During the short tournament format that was in place from 1991 up until this year, which saw two championships played per year, being named the player of that particular league was a far simpler affair. Hitting form for a couple of months and a handful of memorable individual performances could be enough to get the nod and the Torneo 2015 proved as much. The first half of the year River Plate were the team to beat and en route to lifting the Copa Libertadores, Matías Kranevitter was imperious; in the second half, Boca were in the ascendency and Carlos Tevez, who had just arrived back in Argentina proved his class. However, one man maintained an incredible level throughout the season and spearheaded an unlikely title challenge with Rosario Central. El Canalla may have ended the season empty headed but that was through no fault of their number nine, whose glut of goals almost brought a first league title since 1987 back to the Gigante de Arroyito.
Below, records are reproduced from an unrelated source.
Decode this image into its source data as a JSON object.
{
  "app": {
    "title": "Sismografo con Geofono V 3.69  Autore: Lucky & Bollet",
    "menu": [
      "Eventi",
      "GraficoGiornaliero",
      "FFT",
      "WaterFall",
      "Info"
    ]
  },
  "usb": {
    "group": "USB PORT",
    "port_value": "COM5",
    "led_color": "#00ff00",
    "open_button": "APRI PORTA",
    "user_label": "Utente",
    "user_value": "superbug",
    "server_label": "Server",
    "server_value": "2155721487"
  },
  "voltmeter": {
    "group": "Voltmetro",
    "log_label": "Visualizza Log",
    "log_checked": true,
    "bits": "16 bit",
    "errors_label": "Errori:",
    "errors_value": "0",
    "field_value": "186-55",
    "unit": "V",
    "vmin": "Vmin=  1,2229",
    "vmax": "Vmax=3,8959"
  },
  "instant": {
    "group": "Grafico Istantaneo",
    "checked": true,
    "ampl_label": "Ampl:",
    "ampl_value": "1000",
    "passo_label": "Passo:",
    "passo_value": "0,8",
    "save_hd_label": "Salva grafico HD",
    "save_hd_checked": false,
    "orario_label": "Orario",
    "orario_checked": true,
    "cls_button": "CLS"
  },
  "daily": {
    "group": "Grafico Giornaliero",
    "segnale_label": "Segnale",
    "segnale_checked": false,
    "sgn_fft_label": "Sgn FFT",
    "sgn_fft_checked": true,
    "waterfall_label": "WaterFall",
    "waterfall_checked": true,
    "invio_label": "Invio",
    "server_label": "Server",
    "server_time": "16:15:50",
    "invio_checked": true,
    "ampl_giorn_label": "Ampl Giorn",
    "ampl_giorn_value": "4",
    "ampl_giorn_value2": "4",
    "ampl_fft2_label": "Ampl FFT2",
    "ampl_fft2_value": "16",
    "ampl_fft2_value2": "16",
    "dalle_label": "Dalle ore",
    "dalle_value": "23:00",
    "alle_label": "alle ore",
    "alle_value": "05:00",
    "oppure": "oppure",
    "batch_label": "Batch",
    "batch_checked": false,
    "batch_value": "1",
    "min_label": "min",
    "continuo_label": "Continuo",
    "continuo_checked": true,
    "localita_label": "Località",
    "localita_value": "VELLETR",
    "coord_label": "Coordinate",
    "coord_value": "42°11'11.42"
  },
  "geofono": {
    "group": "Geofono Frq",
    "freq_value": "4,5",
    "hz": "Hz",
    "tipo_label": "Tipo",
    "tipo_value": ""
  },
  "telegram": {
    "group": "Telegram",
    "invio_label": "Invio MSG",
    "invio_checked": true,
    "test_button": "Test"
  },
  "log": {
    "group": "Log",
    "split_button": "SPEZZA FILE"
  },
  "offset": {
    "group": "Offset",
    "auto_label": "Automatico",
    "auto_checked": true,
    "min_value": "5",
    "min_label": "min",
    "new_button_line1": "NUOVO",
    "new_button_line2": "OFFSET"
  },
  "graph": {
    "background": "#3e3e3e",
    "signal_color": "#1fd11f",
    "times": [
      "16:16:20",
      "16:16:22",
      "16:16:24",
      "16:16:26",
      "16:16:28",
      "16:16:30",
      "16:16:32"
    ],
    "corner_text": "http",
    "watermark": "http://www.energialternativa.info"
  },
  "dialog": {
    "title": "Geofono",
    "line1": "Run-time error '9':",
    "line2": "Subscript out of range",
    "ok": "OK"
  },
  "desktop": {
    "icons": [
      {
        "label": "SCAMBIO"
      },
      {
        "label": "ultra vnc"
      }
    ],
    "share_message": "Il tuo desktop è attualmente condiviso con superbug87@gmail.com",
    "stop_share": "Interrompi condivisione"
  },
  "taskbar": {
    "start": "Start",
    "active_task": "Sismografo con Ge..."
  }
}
Under Miguel Ángel Russo in the tournament that proceeded this, Central finished 15th out of the twenty teams that made up the Primera at the time, with Walter Acuña finishing as top scorer with a paltry four goals. The appointment of former player Eduardo Coudet to his first management role didn’t immediately suggest title challenge and although the capture of Ruben, on loan from Dynamo Kyiv, represented something of a coup it still looked highly doubtful that Central could upset the odds.
On the opening weekend of the season, Central were victorious away to champions Racing and although it was young Franco Cervi with the decisive goal of the match, it proved to be a launchpad for Coudet’s new-look side.
It was followed by an Ruben-inspired injury time win over Tigre and after notching five straight wins, including a hat-trick for the on loan striker against Olimpo, Central were sitting pretty at the top of the Primera.
Ultimately too many draws in the middle of the season cost Central but at no point did Ruben’s goals dry up; three games, his longest barren spell. It is when his goals are viewed in relation to the side that his importance is truly grasped. Ruben’s 21 goals from his 30 league appearances accounted for 44.7% of Central’s total and if his decisive goals (those that changed the results of matches) were discounted, El Canalla would have been 14 points worse off. To make that clearer, rather than finishing five points off champions Boca in third, they would have been down in tenth.
And this is just his contribution to the league, winning goals in the Copa Argentina quarter finals and semi finals, earned Central their place in the final and therefore a place in the 2016 Copa Libertadores – something not managed in close to a decade.
His domestic form earned him praise from Argentina coach Gerardo Martino and for the recent friendlies when Carlos Tevez was ruled out through injury, the former Barcelona manager said: “The level of Marco Ruben is considered for the national side, without doubt.”
Ruben’s closest competitors for the Primera top scorer were Claudio Beiler (14) and Leandro Fernández (13) and both illustrate the earlier point that maintaining that consistency of goal scoring is so difficult at any level.
Needless to say, Central are desperate to keep Ruben at the Gigante now that his loan has expired. Dynamo Kyiv are willing to listen to offers and obviously have little intention of keeping the 29-year-old but the $6 million price tag is one which few clubs in Argentina can afford. Central are negotiating this and the manner of the payments but it is a certainty to say that Coudet’s side minus Ruben will be a very different proposition. With the new challenge of the Libertadores ahead, if Central are to enjoy anything close to the success they had in 2015, securing Ruben is vital.